Há um cunho ideológico muito grande quando se fala em economia de
guerra, pois sugere uma ideia de que vale tudo. Reportagem de Fábio
Cardoso para a Oeste:
Nas últimas semanas, uma história se repete. Para além das
recomendações de como preservar a saúde mental em tempos de pandemia e
isolamento social, são muitos os relatos nas mídias sociais dando conta
do desespero de comerciantes, pequenos empresários e empreendedores em
relação à tentativa de redução de danos e de eventual recuperação dos
negócios a médio prazo.
A má notícia é que, mais do que o desalento de não existir previsão
de retorno às atividades presenciais, é baixo o impacto das medidas
adotadas pelos governos. No Brasil e no mundo, isso está relacionado com
certa ideia que se tem feito a respeito desta crise. A imagem mais
comum é a de “economia de guerra”. A expressão, no entanto, não se
sustenta quando se nota que esta é a economia de pandemia, na qual “só
há perdas e não há ganhos”, como observa o economista Roberto Luís
Troster em entrevista à Revista Oeste.
Ainda em março, nas primeiras semanas do confinamento, o governo
federal agiu na tentativa de criar um colchão para amortecer a crise
econômica, buscando alternativas para o fechamento de empresas e o
aumento desenfreado do desemprego.
Se, por um lado, tais medidas atenuaram o impacto da crise, por
outro, essas ações representaram aumento de despesas para o governo.
Para que se tenha ideia do tamanho desse impacto, enquanto empresas
recorrem à possibilidade de diminuir a folha salarial de seus
empregados, de acordo com os ditames da Medida Provisória 936, o governo
federal só faz aumentar o tamanho do rombo fiscal à medida que avançam
os meses e é prorrogado o auxílio emergencial de R$ 600. Até o mês de
junho, o gasto previsto é de R$ 150 bilhões.
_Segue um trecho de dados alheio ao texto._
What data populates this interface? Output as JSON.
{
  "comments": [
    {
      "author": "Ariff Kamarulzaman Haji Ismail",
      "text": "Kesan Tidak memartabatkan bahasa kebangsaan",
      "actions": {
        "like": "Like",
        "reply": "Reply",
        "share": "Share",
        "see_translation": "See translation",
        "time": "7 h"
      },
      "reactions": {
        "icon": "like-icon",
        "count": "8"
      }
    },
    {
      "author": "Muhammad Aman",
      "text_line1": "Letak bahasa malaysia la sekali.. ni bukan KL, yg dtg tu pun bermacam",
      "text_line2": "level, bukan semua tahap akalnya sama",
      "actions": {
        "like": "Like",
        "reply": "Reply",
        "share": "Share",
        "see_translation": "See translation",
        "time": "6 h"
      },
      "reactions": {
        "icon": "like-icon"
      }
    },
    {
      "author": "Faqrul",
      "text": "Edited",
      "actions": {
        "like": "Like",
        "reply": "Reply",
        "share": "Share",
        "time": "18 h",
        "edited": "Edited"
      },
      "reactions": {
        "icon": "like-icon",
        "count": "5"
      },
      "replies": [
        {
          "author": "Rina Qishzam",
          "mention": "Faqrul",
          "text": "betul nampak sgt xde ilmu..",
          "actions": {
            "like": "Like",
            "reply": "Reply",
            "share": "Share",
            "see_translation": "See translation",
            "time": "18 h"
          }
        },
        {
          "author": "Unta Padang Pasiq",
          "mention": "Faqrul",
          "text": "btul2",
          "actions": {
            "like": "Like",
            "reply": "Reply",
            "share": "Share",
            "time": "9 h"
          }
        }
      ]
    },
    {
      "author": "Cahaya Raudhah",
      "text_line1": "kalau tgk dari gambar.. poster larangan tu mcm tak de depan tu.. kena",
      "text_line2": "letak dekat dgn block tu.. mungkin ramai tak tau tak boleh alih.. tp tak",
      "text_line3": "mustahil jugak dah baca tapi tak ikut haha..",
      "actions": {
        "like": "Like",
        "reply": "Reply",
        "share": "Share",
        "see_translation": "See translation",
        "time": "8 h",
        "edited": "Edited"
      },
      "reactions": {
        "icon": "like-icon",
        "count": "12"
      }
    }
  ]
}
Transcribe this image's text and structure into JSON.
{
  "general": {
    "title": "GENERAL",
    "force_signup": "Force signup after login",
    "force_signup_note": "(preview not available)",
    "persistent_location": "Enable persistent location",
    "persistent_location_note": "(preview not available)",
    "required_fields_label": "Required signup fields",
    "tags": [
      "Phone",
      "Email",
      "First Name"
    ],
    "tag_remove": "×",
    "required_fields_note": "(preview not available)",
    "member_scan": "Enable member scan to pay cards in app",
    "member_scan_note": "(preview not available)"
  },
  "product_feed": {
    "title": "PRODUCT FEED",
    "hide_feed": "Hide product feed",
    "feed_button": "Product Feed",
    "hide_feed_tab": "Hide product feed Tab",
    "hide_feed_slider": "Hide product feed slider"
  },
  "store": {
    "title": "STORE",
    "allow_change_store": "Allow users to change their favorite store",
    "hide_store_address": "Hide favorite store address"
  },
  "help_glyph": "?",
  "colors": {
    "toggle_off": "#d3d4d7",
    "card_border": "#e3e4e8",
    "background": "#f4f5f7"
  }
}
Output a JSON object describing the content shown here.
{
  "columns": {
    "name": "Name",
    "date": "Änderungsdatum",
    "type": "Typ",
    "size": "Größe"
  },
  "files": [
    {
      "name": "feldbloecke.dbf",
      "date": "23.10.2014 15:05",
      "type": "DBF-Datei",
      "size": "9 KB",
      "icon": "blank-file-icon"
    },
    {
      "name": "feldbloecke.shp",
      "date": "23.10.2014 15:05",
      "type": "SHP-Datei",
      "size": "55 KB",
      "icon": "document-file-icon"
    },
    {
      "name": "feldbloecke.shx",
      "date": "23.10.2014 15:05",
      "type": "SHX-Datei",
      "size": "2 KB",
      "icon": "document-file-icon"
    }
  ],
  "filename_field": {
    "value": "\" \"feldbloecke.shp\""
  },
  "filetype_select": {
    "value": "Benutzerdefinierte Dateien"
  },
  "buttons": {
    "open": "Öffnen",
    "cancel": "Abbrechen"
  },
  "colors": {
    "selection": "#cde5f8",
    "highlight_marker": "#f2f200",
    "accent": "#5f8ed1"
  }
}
Num primeiro momento, a resposta mais imediata para endereçar os
problemas relativos à crise econômica tem sido a adoção das medidas
keynesianas, relembrando a atuação do presidente Franklin Delano
Roosevelt (1882-1945) à época da Grande Depressão. De acordo com essa
doutrina, assinada pelo economista britânico John Maynard Keynes
(1883-1946), é desejável uma maior presença do Estado na economia em
tempos de elevada instabilidade.
Por esse motivo, em 2020, diante da pior crise desde o crash de 1929,
a alternativa que se vislumbra remete à experiência de quase um século
atrás, levando em conta que o modelo em questão seria não apenas
necessário, como também a única saída para um Estado que vive um momento
de fraco desempenho.
Só que o cenário que se avizinha é tão complexo que esse curso de
ação não pode ser considerado a única alternativa, até mesmo porque o
contexto é outro.
“Há um cunho ideológico muito grande quando se fala em economia de
guerra, pois sugere uma ideia de que vale tudo”, comenta Troster.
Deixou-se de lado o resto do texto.